THE LOOMING PERCEPTION OF MOVING VEHICLES
As an object (vehicle) approaches a human subject (observer) directly, that object begins to fill the observer’s visual field symmetrically and exponentially as the object closes the distance between itself and the observer. At short distances, the vehicle image growth expansion rate perceptually explodes. As the object-observer distance closes by one half, the object image size doubles. When that distance is reduced in half again, the image size doubles in half the time. Though the looming principle is associated with moving objects in general, a robust finding relating to motor vehicles is understood. One researcher summarized “looming” as, “In simple terms, the image of the object grows on the viewer's retina (Lawrence, C., 2014).”
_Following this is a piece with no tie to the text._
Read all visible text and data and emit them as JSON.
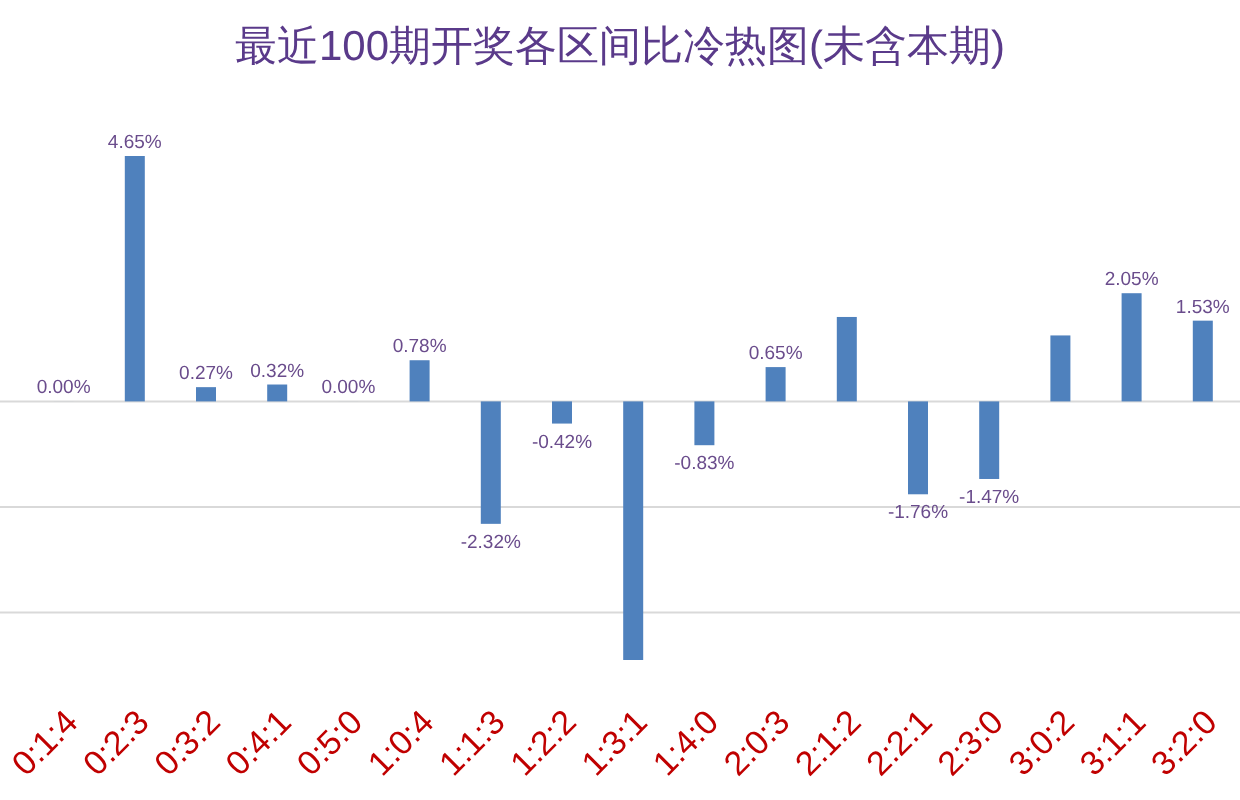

As a moving vehicle travels directly towards an observer, perhaps a law enforcement officer, the observer begins to not only perceive the vehicle as a potential lethal threat, but also moving more quickly towards them than it may be in reality (Vagnoni, Lourenco, & Longo, 2012). This perception may then influence decision-making (the lethality potential and the timing required to take action and respond). Perception may also vary between individuals, including witnesses and other law enforcement officers, who may also be present in the general area but not on the observing law enforcement officer’s identical plane of view. As a result of the varied perception, they may not make the same decisions, use the same force, or view the potential threat similarly.
Should the scientific method be employed when objectively analyzing a law enforcement use of force? Why, or why not?
Can a written policy override a sympathetic nervous system response? Why, or why not?
Are trained law enforcement officers subject to the same human performance conditions as an untrained person?
Should physiological functions be regarded when objectively analyzing a use of force for reasonableness? Why, or why not?
How should an investigator view varied witness accounts when analyzing a law enforcement use of force for reasonableness?
Lawrence, C. (2014). Force Science Institute.
Vagnoni, Lourenco, & Longo (2012). Threat modulates perception of looming visual stimuli. Current Biology, Vol. 22, No. 19, R826.